Reading this stuff didn’t make me think so much of myself as it did about baby Simon—and then about me. Assuming he grew up to be a normal, healthy child, someday he’d find out that his parents were less than perfect, and he’d wonder who the megaheroes were who had dropped him off in Ann Arbor to be raised by schleps like Trent Phloog and Stella Sternlicht. What would he make of that, I wonder? Why had the Simpler-Era Mugging Strong-Man or some other megapowered dude and the Tie-Dyed Tabby left me with Mama and Daddy? Where were they now, to show me the ropes of being a megahero?

I finished that book and promptly forgot all about it. And I didn’t even start the other book, which was all about quests—the only quest I was on was for a college degree; psychoanalysis could wait. But I did wonder if there were any more clues to be found in old comic books—I wondered this each time I passed the Eye of Horus, the walk-up comic book shop I’d long since heard about on State Street. Now that I knew which comic book title the Simpler Era Mugging Strong-Man and Tie-Dyed Tabby were in, I could look for more issues. One, day, I finally took the plunge and trod up the stairs.

It was a dim, grungy place with peeling posters and the smell of disintegrating pulp. There was a young Jewish guy who sat behind the counter filling out an order with his distributor, while one his fanboy customers prattled on about who was stronger, Bulky Guy or the Incredible Hogweed. There were a couple of spinner racks of underground comix—all about drugs and sex and gay sex and alternative politics, a vestige of Ann Arbor’s counter-cultural past—but mostly megaheroes and science fiction ruled the roost at Eye of Horus.

I was directed to boxes of back-issues set up on a folding table while the Bulky Guy-Hogweed symposium continued. Man, those guys sure could intellectualize about all those muscles. Jeez, get a room.
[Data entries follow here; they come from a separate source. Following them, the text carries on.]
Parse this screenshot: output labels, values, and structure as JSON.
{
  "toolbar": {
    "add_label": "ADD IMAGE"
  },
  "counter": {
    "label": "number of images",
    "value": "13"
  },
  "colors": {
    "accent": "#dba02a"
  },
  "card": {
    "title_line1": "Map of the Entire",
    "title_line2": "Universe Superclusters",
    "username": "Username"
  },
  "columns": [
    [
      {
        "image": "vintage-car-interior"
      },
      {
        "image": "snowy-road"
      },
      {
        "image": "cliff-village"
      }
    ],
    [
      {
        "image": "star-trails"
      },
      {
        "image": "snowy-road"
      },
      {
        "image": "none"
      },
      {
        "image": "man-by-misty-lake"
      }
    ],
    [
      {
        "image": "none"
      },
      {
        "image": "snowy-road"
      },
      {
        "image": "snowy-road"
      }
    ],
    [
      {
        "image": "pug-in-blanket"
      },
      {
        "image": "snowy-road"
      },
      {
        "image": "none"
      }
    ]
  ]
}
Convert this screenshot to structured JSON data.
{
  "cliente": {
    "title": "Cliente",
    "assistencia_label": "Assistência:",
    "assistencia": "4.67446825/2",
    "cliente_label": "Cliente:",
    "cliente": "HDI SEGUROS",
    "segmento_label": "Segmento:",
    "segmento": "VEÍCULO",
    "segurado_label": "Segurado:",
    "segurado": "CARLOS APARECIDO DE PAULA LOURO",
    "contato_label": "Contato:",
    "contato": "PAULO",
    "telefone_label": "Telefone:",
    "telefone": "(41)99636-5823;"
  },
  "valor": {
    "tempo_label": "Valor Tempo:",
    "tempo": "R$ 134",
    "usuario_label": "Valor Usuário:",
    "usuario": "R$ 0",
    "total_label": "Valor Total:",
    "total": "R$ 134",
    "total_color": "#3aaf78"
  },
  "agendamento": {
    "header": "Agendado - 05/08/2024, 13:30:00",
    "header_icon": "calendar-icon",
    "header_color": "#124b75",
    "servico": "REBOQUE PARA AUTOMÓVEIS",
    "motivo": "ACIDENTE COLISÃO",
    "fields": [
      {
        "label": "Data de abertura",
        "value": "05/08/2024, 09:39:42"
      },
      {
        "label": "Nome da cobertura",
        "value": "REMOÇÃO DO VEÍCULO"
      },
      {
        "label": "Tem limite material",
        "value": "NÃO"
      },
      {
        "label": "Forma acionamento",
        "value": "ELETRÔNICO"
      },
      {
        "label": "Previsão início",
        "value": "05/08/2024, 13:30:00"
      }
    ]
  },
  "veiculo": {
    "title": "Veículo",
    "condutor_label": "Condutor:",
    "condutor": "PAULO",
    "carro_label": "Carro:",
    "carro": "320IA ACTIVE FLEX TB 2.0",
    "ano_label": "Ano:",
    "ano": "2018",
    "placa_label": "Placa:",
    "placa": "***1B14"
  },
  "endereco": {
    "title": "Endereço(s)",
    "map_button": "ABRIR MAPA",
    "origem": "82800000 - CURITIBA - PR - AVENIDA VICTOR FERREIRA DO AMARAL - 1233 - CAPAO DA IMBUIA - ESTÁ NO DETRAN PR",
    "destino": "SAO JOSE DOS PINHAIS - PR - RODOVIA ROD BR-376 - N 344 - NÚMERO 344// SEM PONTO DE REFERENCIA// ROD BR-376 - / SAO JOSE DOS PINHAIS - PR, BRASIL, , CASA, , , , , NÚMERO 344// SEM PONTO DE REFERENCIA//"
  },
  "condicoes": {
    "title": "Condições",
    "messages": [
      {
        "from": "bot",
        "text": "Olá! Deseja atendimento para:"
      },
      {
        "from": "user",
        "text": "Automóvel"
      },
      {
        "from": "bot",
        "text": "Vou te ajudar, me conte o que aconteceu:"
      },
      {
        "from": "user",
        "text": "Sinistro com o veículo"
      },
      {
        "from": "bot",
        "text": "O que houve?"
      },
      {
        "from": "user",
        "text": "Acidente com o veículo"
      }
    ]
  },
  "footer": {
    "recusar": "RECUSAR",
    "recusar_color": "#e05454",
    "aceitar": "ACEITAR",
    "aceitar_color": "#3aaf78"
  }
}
Seemed there were twelve issues of Off-Brand Yuck published. The store had four more issues, with covers—at moderately steep collector’s-item prices. I’d have to send away for the others, or go someplace where collectors meet, such as a comic book convention, a lifestyle which interested me even less than actual megaheroics.

But those additional issues provided me with a few clues. It seemed that one of the “Benighted Bullpen’s” favorite things to do was not only to make fun of real megaheroes, but to mix characters up in stories that could never otherwise happen, owing to the fact that certain characters were legally owned by different publishers. But Off-Brand Yuck was able to do it—comedically—by concocting improbable spoofs of well-known characters. I didn’t know who any of these characters were to begin with, so it was all highly confusing.

But apparently Megaton Man—Mugging Strong-Man—visiting the Megatropolis Quartet—the Quibbling Quarrelsome Quorum—was just such an example of an otherwise impossible transgression, since Megaton Man was owned by one publisher and the Quartet by another. As the story had it, the two worlds or universes these characters occupied could only be traversed by use of the Logistical Lazy-Susan, a device that very much resembled the Time Turntable I’d seen in the Ann Street back yard.

Even more transgressive was the Tie-Dyed Tabby—whoever she was supposed to be—who was shown pairing off with a whole bunch of spoof megaheroes—among them Shaky Steve, whom the clerk at the comic shop later explained was supposed to be the Velour Vibrator; Captain Hookworm, who was a sly reference to Admiral Eel; and Spartacus Man, who was self-evidently a take-off on Roman Man. Avie was right; this was not the most flattering portrayal of a black female character. Come to think of it, it wasn’t Tabby’s behavior so much as the derisive remarks of the other characters, who end up shaming and shunning her for her romantic choices—presumably for laughs. It was definitely sexist and more than a little racist.

As dismaying as it was to see these backward gender roles depicted in a kid’s comic, even more distressing was the knowledge that plausible candidates for my biological father—the growing list of white, sometimes obscure megaheroes—seemed to have no end.